La conscience naturelle est immergée dans son « objet ». Elle
ne s'élève au-dessus de son immédiateté que pour faire face au
philosophe. C'est déjà par cet affrontement qu'elle est tombée dans son
premier piège. Dorénavant, elle n'est plus la conscience naturelle tout
à fait irréfléchie, mais le « philosophe » de celle-ci.
Cependant, sa « philosophie » se qualifie par l'exigence de la
correspondance à l'« objet ». En même temps, elle a une certaine notion
de ce qu'est cet «objet»: il sera, par exemple, le «ceci», la chose
ayant des propriétés, etc. Acceptant le dialogue avec le philosophe
— ou bien, acceptant de réfléchir sur elle-même — elle entrevoit
la possibilité de découvrir que l'« objet» n'est pas conforme à son
«savoir». Cette découverte qui se produira, en fait, va faire éclater
la crise de la conscience naturelle qui durera durant tout l'itinéraire
que la Phénoménologie va parcourir.
La 'phénoménologie de l'esprit et le scepticisme 385

Le philosophe spéculatif a beau prétendre que l'« objet» n'est


pas ce pour quoi, le « savoir » de la conscience naturelle le tient à
chacune de ses étapes, et qu'on ne peut parler d'une chose en soi,
au-delà du « savoir », il ne peut le savoir lui non plus qu'après avoir
convaincu la conscience naturelle. A défaut de cela, il n'aurait qu'un
avis qui ne vaudrait pas davantage que celui de son adversaire. Il
faudra donc qu'il pratique l'« epokhé » de sa propre opinion en
adoptant celle de son adversaire.
Or, ceci n'explique-t-il pas la distinction faite par Hegel dans
l'introduction à la Phénoménologie entre le « concept du savoir »
et le « savoir réel ». Ces termes s'accordent mal avec la terminologie
hégélienne ; le « concept », loin d'être une phase initiale et abstraite, est
plutôt la totalité la plus concrète. En revanche, la catégorie de la
« réalité » dans la Logique est l'une des catégories les moins
développées.

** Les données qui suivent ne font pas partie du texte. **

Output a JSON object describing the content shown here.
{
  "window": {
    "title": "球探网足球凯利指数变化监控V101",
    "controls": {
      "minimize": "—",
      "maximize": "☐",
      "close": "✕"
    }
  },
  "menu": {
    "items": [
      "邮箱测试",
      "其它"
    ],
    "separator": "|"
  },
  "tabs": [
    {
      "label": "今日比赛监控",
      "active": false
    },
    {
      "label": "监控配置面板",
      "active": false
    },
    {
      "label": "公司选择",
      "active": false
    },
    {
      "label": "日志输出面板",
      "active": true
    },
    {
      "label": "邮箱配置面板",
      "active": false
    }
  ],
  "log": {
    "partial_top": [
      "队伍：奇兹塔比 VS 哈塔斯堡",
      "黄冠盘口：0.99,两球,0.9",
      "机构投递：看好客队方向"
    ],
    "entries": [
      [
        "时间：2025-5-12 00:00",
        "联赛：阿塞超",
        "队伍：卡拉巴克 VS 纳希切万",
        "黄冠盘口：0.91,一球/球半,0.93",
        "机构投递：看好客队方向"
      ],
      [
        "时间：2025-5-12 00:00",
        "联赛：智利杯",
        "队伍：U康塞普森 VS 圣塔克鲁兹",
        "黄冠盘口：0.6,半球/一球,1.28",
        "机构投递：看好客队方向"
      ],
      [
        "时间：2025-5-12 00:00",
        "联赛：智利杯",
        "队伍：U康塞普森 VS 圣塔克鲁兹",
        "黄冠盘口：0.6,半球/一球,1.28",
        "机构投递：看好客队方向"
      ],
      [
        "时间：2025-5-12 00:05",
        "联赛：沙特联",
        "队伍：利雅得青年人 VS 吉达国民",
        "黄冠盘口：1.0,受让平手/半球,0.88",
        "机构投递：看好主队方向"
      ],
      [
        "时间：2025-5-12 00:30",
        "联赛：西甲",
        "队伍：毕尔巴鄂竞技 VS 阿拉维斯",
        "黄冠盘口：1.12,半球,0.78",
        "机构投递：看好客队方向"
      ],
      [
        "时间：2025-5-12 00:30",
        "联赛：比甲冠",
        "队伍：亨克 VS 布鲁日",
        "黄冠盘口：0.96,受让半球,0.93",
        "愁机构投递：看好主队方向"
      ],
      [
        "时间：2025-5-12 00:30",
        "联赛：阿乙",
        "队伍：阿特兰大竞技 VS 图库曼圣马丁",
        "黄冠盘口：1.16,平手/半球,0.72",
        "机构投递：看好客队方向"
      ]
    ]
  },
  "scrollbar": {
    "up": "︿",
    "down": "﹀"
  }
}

Elle n'est que l'aspect positif de l'être déterminé dont l'autre
aspect est la « négation ». Ne faut-il pas plutôt voir ici un indice de ce
que Hegel a l'intention de laisser la conscience naturelle parler son
propre langage ?
On ne peut nullement soutenir que la Conscience philosophique,
chez Hegel, est la conscience d'un tel « réel » avant toute négation,
comme on le voit dans la Logique. On a beaucoup de peine dans la
Logique à distinguer le « réel » du négatif. Ce n'est pas le cas pour la
conscience naturelle de la Phénoménologie : elle se croit purement
réelle prenant son «objet» pour vrai. Pour convaincre la conscience
naturelle — ou bien : pour qu'elle parvienne à se convaincre elle-
même de sa non-véracité — il faut que celle-ci s'avère comme « savoir
non réel ». Il faut qu'elle s'avère comme étant seulement le « concept
du savoir ».

6. La Phénoménologie comme le chemin du doute et du désespoir

Or, d'abord, la conscience naturelle se prend pour le savoir réel.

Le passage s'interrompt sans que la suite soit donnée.